The NPO claims there is no accountability on the part of the custodial parent to actually spend the money on the child, that child support awards that are too steep injure the child by forcing one parent into poverty, and that such verdicts harm subsequent children or stepchildren of the payer by placing that family unit in a precarious financial position in order to support another.
In this study, they plan to examine the process of writing Child Support Guidelines, compare child support orders in all 50 states, and analyze the standard of living and tax burdens of child support payers and recipients. They even intend to ask if there is such a thing as too much child support — their stance is that by compelling one parent to pay more, he or she will have to work more, spend less time with the children, and live in cheaper, less child-friendly housing. All of which they claim is detrimental to a child rather than beneficial.
Child Support In Washington
While it remains to be seen what if any reform comes from this study, child support continues to be a big issue in divorce and child custody cases. Every situation is different, but there is a formula to figuring out child support.
Paid by one parent to the other, child support is designed to help maintain the children in question. Part of a parent’s legal duty to support their kids, these payments cover the basic necessities. This includes providing clothing and food, a safe place to live, medical care, and child care.
A parent’s ability to pay also factors into the child support award. The court considers each party’s income and the needs of the children. This amount is called the basic support obligation, usually a monthly payment from the noncustodial parent to the custodial parent. (Click this link to take a look at the Washington State Child Support Schedule.)
Frequently Asked Child Support Questions
Child support can be a complex issue. Figuring out how much you owe is a complicated process with many moving parts. With that in mind, here are some frequently asked questions when it comes to this topic.
What Constitutes Income? The number the courts look at to calculate child support is your net income. This is what you earn after taxes and things of that nature have been removed, your take home pay. You can deduct federal income tax, L&I insurance, Social Security, mandatory pension contributions and mandatory union dues, and sometimes voluntary pension offerings.

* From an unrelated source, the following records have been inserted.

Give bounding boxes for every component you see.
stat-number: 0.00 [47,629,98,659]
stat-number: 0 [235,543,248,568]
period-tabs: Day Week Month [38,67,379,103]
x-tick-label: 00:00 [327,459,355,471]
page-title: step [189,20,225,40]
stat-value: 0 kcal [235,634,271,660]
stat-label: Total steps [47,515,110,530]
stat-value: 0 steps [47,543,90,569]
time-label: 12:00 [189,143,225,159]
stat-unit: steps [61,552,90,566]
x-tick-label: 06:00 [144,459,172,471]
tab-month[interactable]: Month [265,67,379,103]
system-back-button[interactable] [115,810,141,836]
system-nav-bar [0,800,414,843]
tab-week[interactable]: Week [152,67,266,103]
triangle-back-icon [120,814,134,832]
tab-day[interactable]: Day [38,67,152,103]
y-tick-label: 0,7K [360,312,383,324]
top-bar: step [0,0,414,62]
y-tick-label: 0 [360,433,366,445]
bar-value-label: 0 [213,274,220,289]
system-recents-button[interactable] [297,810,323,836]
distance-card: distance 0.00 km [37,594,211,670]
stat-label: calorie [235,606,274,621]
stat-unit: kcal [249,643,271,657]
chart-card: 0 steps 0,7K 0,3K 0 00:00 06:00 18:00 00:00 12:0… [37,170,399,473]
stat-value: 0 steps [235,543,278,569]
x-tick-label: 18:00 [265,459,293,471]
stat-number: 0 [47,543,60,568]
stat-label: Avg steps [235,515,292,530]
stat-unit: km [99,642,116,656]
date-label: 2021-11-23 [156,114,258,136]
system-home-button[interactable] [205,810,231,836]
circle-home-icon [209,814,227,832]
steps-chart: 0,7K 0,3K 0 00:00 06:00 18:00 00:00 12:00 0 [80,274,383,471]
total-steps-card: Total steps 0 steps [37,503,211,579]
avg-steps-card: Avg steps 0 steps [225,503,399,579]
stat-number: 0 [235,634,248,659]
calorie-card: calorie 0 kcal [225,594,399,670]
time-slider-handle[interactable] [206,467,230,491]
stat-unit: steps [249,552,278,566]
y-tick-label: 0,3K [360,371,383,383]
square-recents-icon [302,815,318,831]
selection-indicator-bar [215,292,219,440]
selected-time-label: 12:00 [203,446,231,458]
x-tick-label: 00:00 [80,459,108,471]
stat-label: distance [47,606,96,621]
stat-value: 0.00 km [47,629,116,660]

Will My New Spouse/Partner’s Income Impact Payments? While only your income and that of the custodial parent are included in the calculation, the court may take your overall financial situation into account. This is exceedingly rare, but in some circumstances, the court may consider the income of a new spouse or live-in partner.
What If I Can’t Afford The Payments? In certain situations, the court may set child support below the basic support obligation. If you fall below the federal poverty line, if the amount is more than 45% of your after-tax income, if you support other children, if you split custody or have significant visitation, and other factors may influence the amount. There are stiff penalties, however, if you don’t pay.
What If Payments Don’t Cover All Expenses? The basic support obligation may not cover all of the child’s expenses. In some instances, the court may order the parents to share some costs. When it comes to uninsured medical expenses, insurance premiums, day care, education, and long-distance transportation, parents often split payments.
When Does Child Support End? In most cases, child support ends when the child turns 18-years-old or graduates high school, whichever comes later. This isn’t always the case, however. The court may order support for college or vocational school, known as post-secondary support. In these cases, the court may consider the age, need, and parental expectations of the child; the child’s desires, abilities, and aptitudes; the parents’ level of education and standard of living; and more. Also, if a child is disabled and dependent on parental care, child support may continue.
These are just a few of many questions and issues surrounding child support. As you see, it can be a complex endeavor and it depends on a multitude of factors. In cases like these, you may be best served by hiring an attorney with experience in this field to guide you through. Whatever money you spend now may save you much more down the road.